Sequential targeting of the VEGF and Wnt pathways attenuates VMs in Ddx24-deficient zebrafish. (A) Representative confocal images of trunk vessels of 60 hpf control or ddx24 morphant embryos treated with DMSO or regorafenib from 20 to 60 hpf. Red arrowheads indicate ectopic ISV branches. (B and C), Quantification of the ectopic ISV branches (B, n = 41, 42, 36, 40 embryos) and CtA number (C, n = 30, 30, 31, 29 embryos). (D) Representative confocal microscopy images of hindbrain vasculature in 72 hpf control and ddx24 morphant embryos treated with either DMSO or Wnt signaling activators (CHIR-99021 and BML-284) from 5 to 72 hpf.
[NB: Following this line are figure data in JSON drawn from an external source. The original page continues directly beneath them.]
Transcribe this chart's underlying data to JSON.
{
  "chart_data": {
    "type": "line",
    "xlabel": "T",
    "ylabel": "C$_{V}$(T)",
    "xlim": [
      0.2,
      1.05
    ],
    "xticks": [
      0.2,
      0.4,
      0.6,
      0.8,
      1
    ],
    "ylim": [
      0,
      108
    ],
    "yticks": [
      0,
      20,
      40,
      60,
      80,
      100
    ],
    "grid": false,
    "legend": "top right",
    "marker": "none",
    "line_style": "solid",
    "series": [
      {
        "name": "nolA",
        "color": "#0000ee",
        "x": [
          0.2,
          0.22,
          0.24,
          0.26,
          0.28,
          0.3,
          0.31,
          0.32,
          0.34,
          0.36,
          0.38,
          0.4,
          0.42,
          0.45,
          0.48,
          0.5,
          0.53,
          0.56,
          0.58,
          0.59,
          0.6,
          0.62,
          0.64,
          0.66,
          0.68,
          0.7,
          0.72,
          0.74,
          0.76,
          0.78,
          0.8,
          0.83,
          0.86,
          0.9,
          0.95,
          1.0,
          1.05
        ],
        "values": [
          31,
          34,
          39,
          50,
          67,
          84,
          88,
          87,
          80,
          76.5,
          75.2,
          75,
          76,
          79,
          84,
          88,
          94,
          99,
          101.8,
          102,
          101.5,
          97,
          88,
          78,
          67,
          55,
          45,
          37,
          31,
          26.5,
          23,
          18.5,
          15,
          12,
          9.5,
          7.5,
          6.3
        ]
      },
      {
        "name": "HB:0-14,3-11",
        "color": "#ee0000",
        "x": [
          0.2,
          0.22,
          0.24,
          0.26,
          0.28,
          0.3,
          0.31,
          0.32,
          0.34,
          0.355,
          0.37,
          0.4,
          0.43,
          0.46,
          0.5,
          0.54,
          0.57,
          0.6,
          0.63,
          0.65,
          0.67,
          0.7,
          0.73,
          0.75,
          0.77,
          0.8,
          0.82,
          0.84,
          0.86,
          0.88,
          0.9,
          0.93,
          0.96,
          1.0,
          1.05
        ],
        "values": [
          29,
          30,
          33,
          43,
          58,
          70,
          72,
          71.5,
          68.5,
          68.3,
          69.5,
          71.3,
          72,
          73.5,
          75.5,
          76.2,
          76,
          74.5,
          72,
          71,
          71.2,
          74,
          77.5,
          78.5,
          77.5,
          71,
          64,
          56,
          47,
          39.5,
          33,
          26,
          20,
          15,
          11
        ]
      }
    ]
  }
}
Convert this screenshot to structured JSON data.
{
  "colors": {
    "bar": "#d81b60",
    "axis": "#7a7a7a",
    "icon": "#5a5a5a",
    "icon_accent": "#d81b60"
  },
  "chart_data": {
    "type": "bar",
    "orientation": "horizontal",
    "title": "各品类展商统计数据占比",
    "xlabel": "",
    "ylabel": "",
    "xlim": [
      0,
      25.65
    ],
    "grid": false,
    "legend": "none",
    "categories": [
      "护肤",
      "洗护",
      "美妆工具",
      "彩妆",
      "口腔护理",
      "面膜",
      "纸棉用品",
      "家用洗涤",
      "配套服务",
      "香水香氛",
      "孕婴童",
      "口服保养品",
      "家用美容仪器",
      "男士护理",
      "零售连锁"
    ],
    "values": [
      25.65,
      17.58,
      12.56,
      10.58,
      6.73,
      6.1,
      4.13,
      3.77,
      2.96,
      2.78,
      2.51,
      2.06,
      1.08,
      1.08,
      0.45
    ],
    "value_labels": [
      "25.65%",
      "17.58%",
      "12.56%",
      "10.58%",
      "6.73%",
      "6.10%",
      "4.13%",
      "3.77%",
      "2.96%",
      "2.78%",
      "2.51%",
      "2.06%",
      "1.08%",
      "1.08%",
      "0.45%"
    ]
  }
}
Arrows indicate CtAs. (E) Expression of Wnt target gene determined by qRT-PCR. (F and G) Quantification of CtA number (F, n = 27, 18, 20, 28 embryos) and ectopic ISV branches (G, n = 25, 30, 33, 19 embryos). (H) Schematic representation of the experimental schedule for regorafenib (Rego) and CHIR-99021 (CHIR) treatment in control or ddx24 morphants. (I) Schematic representation of the experimental schedule for regorafenib (Rego) and CHIR-99021 (CHIR) treatment in WT or ddx24 crispants. (J and K), Quantification of ectopic ISV branches (J, n = 34, 39, 33, 38 embryos) and CtA number (K, n = 29, 36, 21, 22 embryos) after drug treatment in (H). (L and M), Quantification of ectopic ISV branches (L, n = 25, 25, 25, 26, 26 embryos) and CtA number (M, n = 21, 23, 24, 22, 25 embryos) after drug treatment in (I). (Scale bars, 100 μm.) Data are represented as mean ± SD. ns, not significant, *P < 0.05, **P < 0.01, ***P < 0.001 and ****P < 0.0001, as assessed by nonparametric Kruskal–Wallis test (B, C, F, G, and J–M) and one-way ANOVA (E).